We see similar pattern for the increase of likes over time.

In [None]:
plt.scatter(videos['filetime'].values,likeoview, alpha=0.5)

            
plt.title('Change of ratio of like over view over time', size=13)
plt.xlabel('Time in hour', size=10)
plt.ylabel('Counts', size=10)

What is not suprising is that the ratio of like over view (like ratio) is relatively stable, over the time.
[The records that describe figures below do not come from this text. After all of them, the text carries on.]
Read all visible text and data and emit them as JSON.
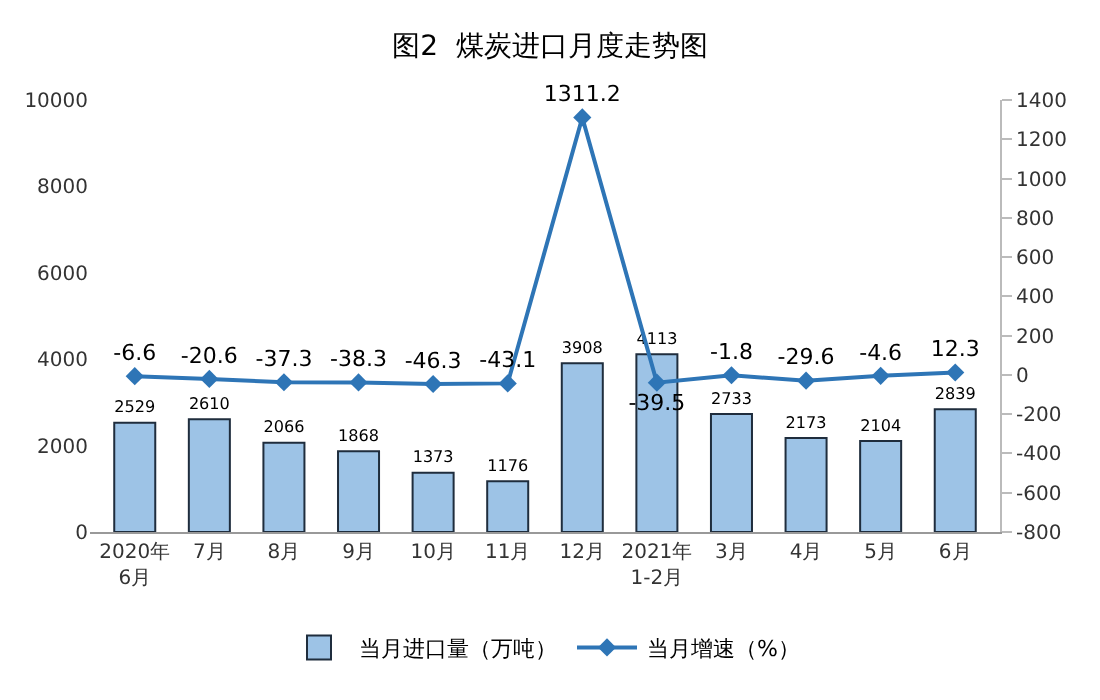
{
  "chart_data": {
    "type": "bar",
    "title": "图2  煤炭进口月度走势图",
    "categories": [
      "2020年\n6月",
      "7月",
      "8月",
      "9月",
      "10月",
      "11月",
      "12月",
      "2021年\n1-2月",
      "3月",
      "4月",
      "5月",
      "6月"
    ],
    "series": [
      {
        "name": "当月进口量（万吨）",
        "color": "#9dc3e6",
        "values": [
          2529,
          2610,
          2066,
          1868,
          1373,
          1176,
          3908,
          4113,
          2733,
          2173,
          2104,
          2839
        ]
      },
      {
        "name": "当月增速（%）",
        "type": "line",
        "axis": "y2",
        "color": "#2e75b6",
        "marker": "diamond",
        "values": [
          -6.6,
          -20.6,
          -37.3,
          -38.3,
          -46.3,
          -43.1,
          1311.2,
          -39.5,
          -1.8,
          -29.6,
          -4.6,
          12.3
        ]
      }
    ],
    "ylim": [
      0,
      10000
    ],
    "yticks": [
      0,
      2000,
      4000,
      6000,
      8000,
      10000
    ],
    "y2lim": [
      -800,
      1400
    ],
    "y2ticks": [
      -800,
      -600,
      -400,
      -200,
      0,
      200,
      400,
      600,
      800,
      1000,
      1200,
      1400
    ],
    "data_labels": true,
    "legend": "bottom",
    "grid": false
  }
}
Meaning people have similar attitute towards the quality and content of the video.

## Trend of Frequency of Tokens

In [None]:
def wordmap(datafilename):
    """
    Produces a wordmap for each scraping.
    """
    print(datafilename)
    data2 = pd.read_csv(datafilename, thousands = ',', encoding = 'utf-8')
    string2 = data2.clean_text.str.split().copy()
    text2 = []
    for i in range(len(data2.title.values)):
        text2 = text2 + string2[i]

    count2 = Counter(text2)
    most_c_2 = count2.most_common().copy()
    for i in reversed(range(0,len(most_c_2)-1)):
        if len(most_c_2[i][0]) == 1:
            # print(most_c_2[i],i)
            most_c_2.remove(most_c_2[i])
    wc2 = wordcloud.WordCloud(width = 1000,max_words=500, height = 500,background_color="white",
                              collocations = True,relative_scaling=0.2).generate_from_frequencies(dict(most_c_2[1:60]))
    plt.figure(figsize=(20,10))
    plt.imshow(wc2, interpolation="bilinear")
    plt.axis("off")
    plt.show()

In [None]:
print('First Scrape on March 10')
wordmap('../data/video_clean.csv')

In [None]:
wordmap('../data/clean/' + filenamelist[0]+ '.csv')

In [None]:
wordmap('../data/clean/' + filenamelist[4]+ '.csv')

In [None]:
wordmap('../data/clean/' + filenamelist[8]+ '.csv')

In [None]:
wordmap('../data/clean/' + filenamelist[12]+ '.csv')

In [None]:
wordmap('../data/clean/' + filenamelist[16]+ '.csv')

We tried to see how the event evolved in these days, from March 10 to March 15.
* Most of the key words remained high frequency such as "News", "Outbreak" and "COVID(-19)". These word are essential parts of the titles of videos about coronavirus. 
* We noticed as Trump had more speeches and orders, the frequency of "Trump" generally increased. 
* As China had the pneumonia controlled, the frequency of "China" and "Wuhan" acturally decreased. 
* As the community spread become more severe in multiple positions in European countries and north America, we saw some new names of regions in the newer word maps.
* Many regions declared state of "Emergency" so this token appeared.